Keys of Heaven reviewed in Church Times

Ballad of the Christian Socialist

Donald Gray reads the life of a priest who helped Cecil Sharp

The Keys of Heaven: The life of Revd Charles Marson, socialist priest and folk song collector David Sutcliffe

Cockasnook Books £11.99 (£2.50 p&p)*

(978-0-9557460-7-9)

IT IS more than 40 years since the historian and interpreter of the 19th- and early-20th-century Christian Socialist Movement, Maurice Reckitt, wrote: “The name of Charles Marson is not one that is now at all widely remembered. This is both an injustice and a misfortune” (For Christ and the People, 1968). David Sutcliffe, however, has seen to it that justice can now be said to have been done by Marson. He has provided us with the first full-scale biography of this remarkable, but not always the most attractive, priest.

Marson was born a dozen years after Stewart Headlam, whose Guild of St Matthew was the original Christian Socialist organisation, and a similar period before Conrad Noel, perhaps the last of the pre-First World War heroes of the movement. He provides an important link between these two periods.

He began his ministry as a curate with the Barnetts (now commemorated in the Common Worship calendar on 17 June), joining their remarkable work in Whitechapel. Quite quickly, his churchmanship developed from being Broad Church, and was eventually flamboyant Anglo-Catholic. None of this helped him, after Whitechapel, to find a happy clerical berth in England.

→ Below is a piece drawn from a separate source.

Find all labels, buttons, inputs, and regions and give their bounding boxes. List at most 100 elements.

Consequently, he spent a brief period in Adelaide, and then, after a few false starts, and a growing realisation that, although he was drawn personally to an urban ministry, his poor health necessitated a different path. He accepted a rural incumbency, the parish of Hambridge in Somerset.

It was there that Sutcliffe “discovered” him. For 20 years, Sutcliffe was the manager of a nursing home based in Marson’s former Hambridge Vicarage. Starting from this, he has not only researched widely, but has been able to use a newly discovered cache of 440 Marson letters and papers, which are now deposited at the Somerset Heritage Centre.

Before going to Whitechapel, Marson thought that he would need to make a choice between the priesthood and journalism. Reckitt said that he had “the pen of a ready writer”; in the event, however, he managed to pursue both occupations throughout his life. Many of his journalistic offerings did little to endear him either to the episcopacy or the “Establishment”; yet others found his political and ecclesiastical criticisms (and they were nearly always that) insightful and astute, if often acerbic.

For nearly 20 years, Marson worked with Cecil Sharp, the pioneer collector of folk songs. They had met originally in Australia, and then Somerset proved to be a fertile ground for research. Sadly, they fell out over an unhappy and rather childish matter.

Even the clean air of Somerset could not alleviate the asthma that had dogged Marson’s whole life, and he died at the age of 55.

This is certainly a biography that needed to be written. Sutcliffe has used his material well, and has provided fascinating details of the life and ministry of this doughty Christian Socialist in those heroic days.

The Revd Dr Donald Gray is a Canon Emeritus of Westminster and former Chaplain to the Speaker of the House of Commons.